Ähnliche Strategien können durch Verwendung von Shadowing auf OpenVMS, allgemein bekannt als Host-based Volume Shadowing (HBVS) and Dynamic Volume Expansion (DVE), verfolgt werden, um Upgrades der Speicherkapazität und Änderungen der Datenspeicher-Technologien für Benutzer und den allgemeinen Systembetrieb unsichtbar zu machen. Dieser Ansatz wird in Migrating OpenVMS Storage Environments without Interruption or Disruption beschrieben, einem Vortrag auf dem HP Enterprise Technology Symposium 2007.
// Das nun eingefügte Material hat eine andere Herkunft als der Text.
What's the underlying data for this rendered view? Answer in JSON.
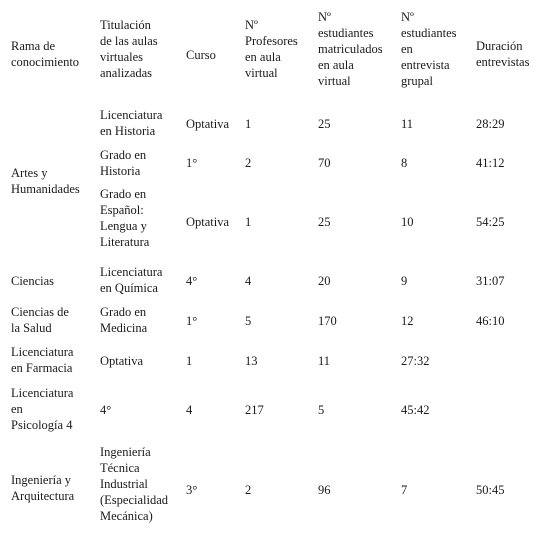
{
  "table": {
    "headers": [
      "Rama de\nconocimiento",
      "Titulación\nde las aulas\nvirtuales\nanalizadas",
      "Curso",
      "Nº\nProfesores\n en aula\nvirtual",
      "Nº\nestudiantes\nmatriculados\n en aula\nvirtual",
      "Nº\nestudiantes\n en\nentrevista\ngrupal",
      "Duración\nentrevistas"
    ],
    "groups": {
      "artes": "Artes y\nHumanidades",
      "ingenieria": "Ingeniería y\nArquitectura"
    },
    "rows": [
      [
        "",
        "Licenciatura\nen Historia",
        "Optativa",
        "1",
        "25",
        "11",
        "28:29"
      ],
      [
        "",
        "Grado en\nHistoria",
        "1°",
        "2",
        "70",
        "8",
        "41:12"
      ],
      [
        "",
        "Grado en\nEspañol:\nLengua y\nLiteratura",
        "Optativa",
        "1",
        "25",
        "10",
        "54:25"
      ],
      [
        "Ciencias",
        "Licenciatura\nen Química",
        "4°",
        "4",
        "20",
        "9",
        "31:07"
      ],
      [
        "Ciencias de\nla Salud",
        "Grado en\nMedicina",
        "1°",
        "5",
        "170",
        "12",
        "46:10"
      ],
      [
        "Licenciatura\nen Farmacia",
        "Optativa",
        "1",
        "13",
        "11",
        "27:32",
        ""
      ],
      [
        "Licenciatura\nen\nPsicología 4",
        "4°",
        "4",
        "217",
        "5",
        "45:42",
        ""
      ],
      [
        "",
        "Ingeniería\nTécnica\nIndustrial\n(Especialidad\n Mecánica)",
        "3°",
        "2",
        "96",
        "7",
        "50:45"
      ]
    ]
  }
}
Auf diesen Grundlagen wird Systemerweiterung unkompliziert. Die Verzögerung zwischen dem Bedarf nach Kapazität und deren Bereitstellung kann wesentlich reduziert werden, indem man für zusätzliche, noch nicht realisierte Mitglieder des OpenVMS-Clusters schon einmal Bootstrap-Verzeichnisse anlegt. Die Bereitstellung von Kapazität reduziert sich damit auf das Beschaffen von realen (oder virtuellen) Ressourcen und dem Starten des schon konfigurierten (aber derzeit nicht aktiven) OpenVMS-Clusterknotens.
Diese Betriebs- und Geschäftskonzepte waren der Kern meines Vortrags Using OpenVMS Technologies to Build an Agile Computing Base auf dem diesjährigen OpenVMS Bootcamp. Als Gefälligkeit für die Community haben wir die Folien und den Audiomitschnitt dieses Vortrags zum Herunterladen zur Verfügung gestellt.
Dies sind meine Ansichten darüber, wie OpenVMS die Ziele von HPs Konzept der adaptiver Infrastruktur erfüllt.
Wie immer begrüße ich Leserkorrespondenz zu den Inhalten dieser Kolumne. Ich bin zu erreichen über den Website meiner Firma unter http://www.rlgsc.com.
Über den Autor:
Robert Gezelter, CDP, CSA, CSE, Software Consultant, hat mehr als 30 Jahre internationale Erfahrung mit der Fachberatung im privaten und öffentlichen Sektor. Er ist regelmäßiger Gastredner auf technischen Konferenzen weltweit, einschließlich des HP Technology Forums. 2004 hat die IEEE Computer Society Mr. Gezelter in ihr Distinguished Visitors Program berufen, das Redner auf Veranstaltungen von IEEE-Verbänden in ganz Nordamerika vermittelt. Außerdem hat er zahlreiche technische Artikel und Buchkapitel verfasst, einschließlich zweier Kapitel im Computer Security Handbook, 5. Auflage.
Außerdem veröffentlicht er Ruminations - An IT Blog über IT-Themen, die nicht unbedingt mit OpenVMS in Verbindung stehen.
Die Tätigkeit seiner Firma betont detaillierte technische Expertise in den Bereichen Computer-Architekturen, Betriebssysteme, Netzwerke, Sicherheit, APIs und verwandte Themen. Mr. Gezelter hat mit OpenVMS seit der ersten Release von VAX/VMS 1977 gearbeitet.
Seine Kundenstamm umfasst sowohl kleinere Firmen wie auch Firmen in den Fortune 10, lokal, national und international, mit Arbeitsbereichen, die von individuellen Telefon-Fragen bis zu größeren Projekten reichen.